La cappella seguente conserva al suo interno affreschi di scuola lombarda risalenti alla fine del 1300, recuperati durante i restauri del 1968-1974, raffiguranti profeti ed episodi biblici tratti dal libro di Tobia; in una vela del soffitto un affresco trecentesco raffigurante San Secondo. La cappella successiva è ornata da un grande affresco raffigurante la Trinità con Santi datata al primo quattrocento, di scuola viscontea, come i resti di affreschi visibili nella parte frontale (San Bernardo da Siena, San Secondo ed un altro santo). Sotto la finestra centrale vi è un affresco cinquecentesco.
Nell’ultima cappella, sono visibili i resti dell’affresco risalenti alla fine del Trecento.

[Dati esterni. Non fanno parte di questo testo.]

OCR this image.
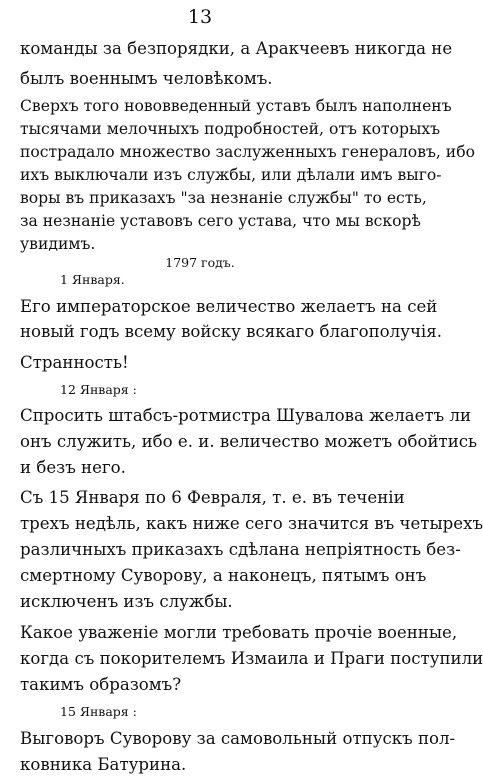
13
команды за безпорядки, а Аракчеевъ никогда не
былъ военнымъ человѣкомъ.
Сверхъ того нововведенный уставъ былъ наполненъ
тысячами мелочныхъ подробностей, отъ которыхъ
пострадало множество заслуженныхъ генераловъ, ибо
ихъ выключали изъ службы, или дѣлали имъ выго-
воры въ приказахъ "за незнаніе службы" то есть,
за незнаніе уставовъ сего устава, что мы вскорѣ
увидимъ.
1797 годъ.
1 Января.
Его императорское величество желаетъ на сей
новый годъ всему войску всякаго благополучія.
Странность!
12 Января :
Спросить штабсъ-ротмистра Шувалова желаетъ ли
онъ служить, ибо е. и. величество можетъ обойтись
и безъ него.
Съ 15 Января по 6 Февраля, т. е. въ теченіи
трехъ недѣль, какъ ниже сего значится въ четырехъ
различныхъ приказахъ сдѣлана непріятность без-
смертному Суворову, а наконецъ, пятымъ онъ
исключенъ изъ службы.
Какое уваженіе могли требовать прочіе военные,
когда съ покорителемъ Измаила и Праги поступили
такимъ образомъ?
15 Января :
Выговоръ Суворову за самовольный отпускъ пол-
ковника Батурина.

Al suo interno viene conservato il Carroccio, simbolo del Comune, che viene utilizzato, al traino di tre coppie di buoi bianchi, solo in occasione del Palio di Asti.
Nella navata centrale, sulla balconata dell’orchestra (firmata dal Bonzanigo e datata 1702) è situato il prezioso organo, opera di Liborio Grisante (1740-1743), più volte rimaneggiato, restaurato e integrato nel 1980 dalla famiglia Mascioni.
Dalla navata sinistra, attraverso le scale che fiancheggiano il presbiterio dell’altare maggiore, si scende nella cripta di San Secondo, costruita sul luogo dove la tradizione vuole che fosse martirizzato e sepolto San Secondo.
La costruzione fu promossa dal vescovo Bruningo intorno al 960 d.C., come testimonia un’epigrafe ritrovata nel corso di scavi nel 1888 e oggi conservata nella navata sinistra della chiesa, alla base del campanile. La parte più antica risale al VI-VII secolo, e se ne conservano quattro colonnine sormontate da preziosi capitelli. La parte centrale formava la “cella confessionis” della quale rimangono due muri laterali, mentre gli altri due sono stati idealmente ricostruiti con le cancellate che difendono l’urna reliquiario cinquecentesca in argento, contenente le ossa del martire astigiano.
La parte più alta della cripta è una ricostruzione settecentesca nella quale sono stati usati elementi di spoglio romani (due colonne scanalate) ed elementi rinascimentali di una cripta precedente.
I quattro capitelli delle colonnine monolitiche che sostengono la copertura con volte a crociera, sono decorati da linee incise, con semplici motivi a spirale o a striature curvilinee a fasci paralleli, sono stati variamente datati, dal periodo longobardo al X secolo.